Entlang der Äußeren Bautzner Straße, Ecke Goethestraße, geht es tagsüber hoch her. Krähen kreisen dort durch die Lüfte, fliegen über die Dächer der Häuser zu ihren Nestern, schreien lauthals und verdrecken die Gehwege. Das Federvieh hat nahezu jeden Baum im Areal an der Äußeren Bautzner in Beschlag genommen und macht wieder einmal negativ von sich reden. Oder besser gesagt: immer noch, nur eben an anderer Stelle. Denn auch am Promenadenring nisten Krähen, räumen Papierkörbe leer und stören den Frieden am Amtsgericht. Anwohner beschweren sich darüber regelmäßig, wie Löbaus Pressesprecherin Eva Mentele mitteilt.

.. und Bürgersteige von den Vögeln markiert.
.. und Bürgersteige von den Vögeln markiert. © Bernd Gärtner

Einer, der von dem Gekreische an der Äußeren Bautzner Straße nicht direkt betroffen ist, sich aber unweigerlich mit dem Thema auseinandersetzen muss, ist Hermann Hohlfeld. Der Neugersdorfer besitzt ein Mietshaus in der Goethestraße und darf sich schon seit mittlerweile zwei Jahren das Ach und Weh seiner Mieter anhören. „Sie müssen vier Uhr morgens die Fenster zumachen, weil es dann so laut ist“, sagt Hohlfeld. Hinzukommen würden mit Vogelkot beschmierte Fassaden, dreckige Autos und Fenster. „Wenn man dort auf dem Fußweg laufen will, sollte man am besten eine Mütze aufsetzen“, so der Neugersdorfer. Um auf das Krähenproblem aufmerksam zu machen, haben Hohlfelds Mieter bereits Unterschriften gesammelt und ihr Anliegen bei den zuständigen Behörden von Landkreis und Stadt vorgetragen.

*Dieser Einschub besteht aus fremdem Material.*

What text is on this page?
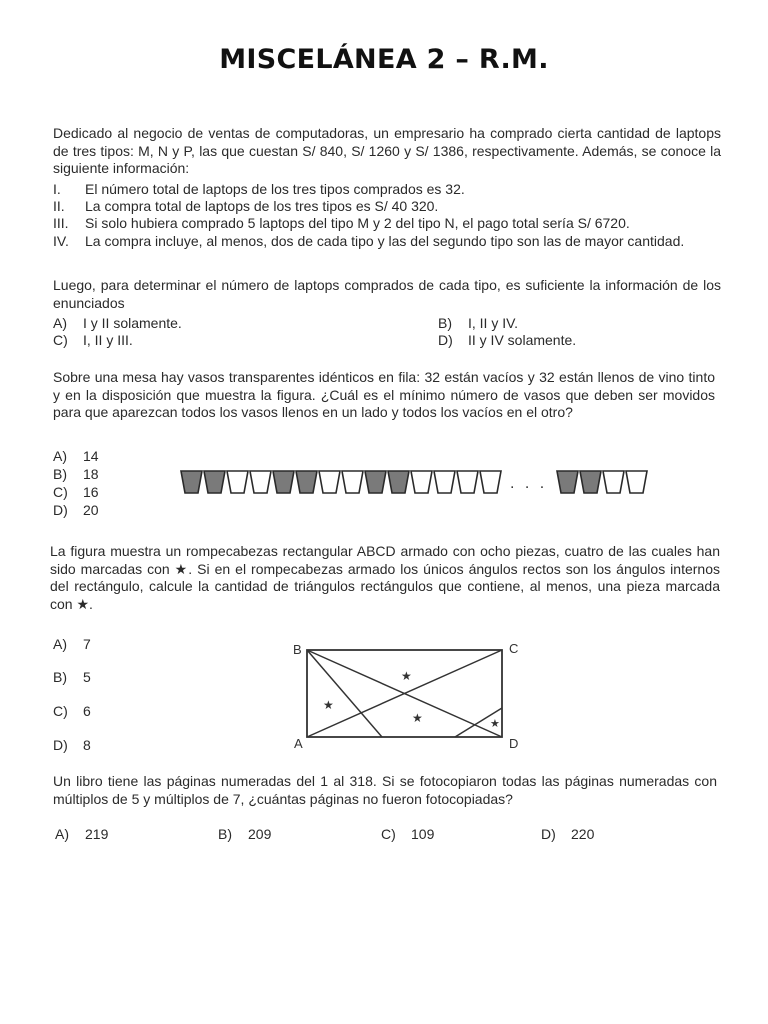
MISCELÁNEA 2 – R.M.
Dedicado al negocio de ventas de computadoras, un empresario ha comprado cierta cantidad de laptops de tres tipos: M, N y P, las que cuestan S/ 840, S/ 1260 y S/ 1386, respectivamente. Además, se conoce la siguiente información:
I.	El número total de laptops de los tres tipos comprados es 32.
II.	La compra total de laptops de los tres tipos es S/ 40 320.
III.	Si solo hubiera comprado 5 laptops del tipo M y 2 del tipo N, el pago total sería S/ 6720.
IV.	La compra incluye, al menos, dos de cada tipo y las del segundo tipo son las de mayor cantidad.
Luego, para determinar el número de laptops comprados de cada tipo, es suficiente la información de los enunciados
A) I y II solamente.	B) I, II y IV.
C) I, II y III.	D) II y IV solamente.
Sobre una mesa hay vasos transparentes idénticos en fila: 32 están vacíos y 32 están llenos de vino tinto y en la disposición que muestra la figura. ¿Cuál es el mínimo número de vasos que deben ser movidos para que aparezcan todos los vasos llenos en un lado y todos los vacíos en el otro?
A) 14
B) 18
C) 16
D) 20
. . .
La figura muestra un rompecabezas rectangular ABCD armado con ocho piezas, cuatro de las cuales han sido marcadas con ★. Si en el rompecabezas armado los únicos ángulos rectos son los ángulos internos del rectángulo, calcule la cantidad de triángulos rectángulos que contiene, al menos, una pieza marcada con ★.
A) 7
B) 5
C) 6
D) 8
B	C
A	D
★
★
★	★
Un libro tiene las páginas numeradas del 1 al 318. Si se fotocopiaron todas las páginas numeradas con múltiplos de 5 y múltiplos de 7, ¿cuántas páginas no fueron fotocopiadas?
A) 219	B) 209	C) 109	D) 220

Die haben sich kooperationsbereit gezeigt – der eine mehr, der andere weniger. Die Untere Naturschutzbehörde des Landkreises Görlitz hat sich der Sache schon im Mai 2014 angenommen. Fazit: Die Verschmutzung würde zwar nicht das unzulässige Maß überschreiten, der Lärm aber, könnte als unzumutbare Belastung für die Anwohner gewertet werden. Allerdings mit dem Hinweis, dass es sich bei Krähen um geschützte Singvögel handeln und das die Sache schon wieder anders aussehen lassen würde. „Wenn das so ist, dann bin ich Opernsänger“, sagt Hohlfeld. Im Oktober 2015 hat die Behörde sogar noch weitere Messungen durchgeführt. Das geht aus den Aufzeichnungen des Neugersdorfers hervor. Das Ergebnis ist noch offen. Der Landkreis bestätigt die Vorgänge und will sich demnächst zum Sachverhalt äußern.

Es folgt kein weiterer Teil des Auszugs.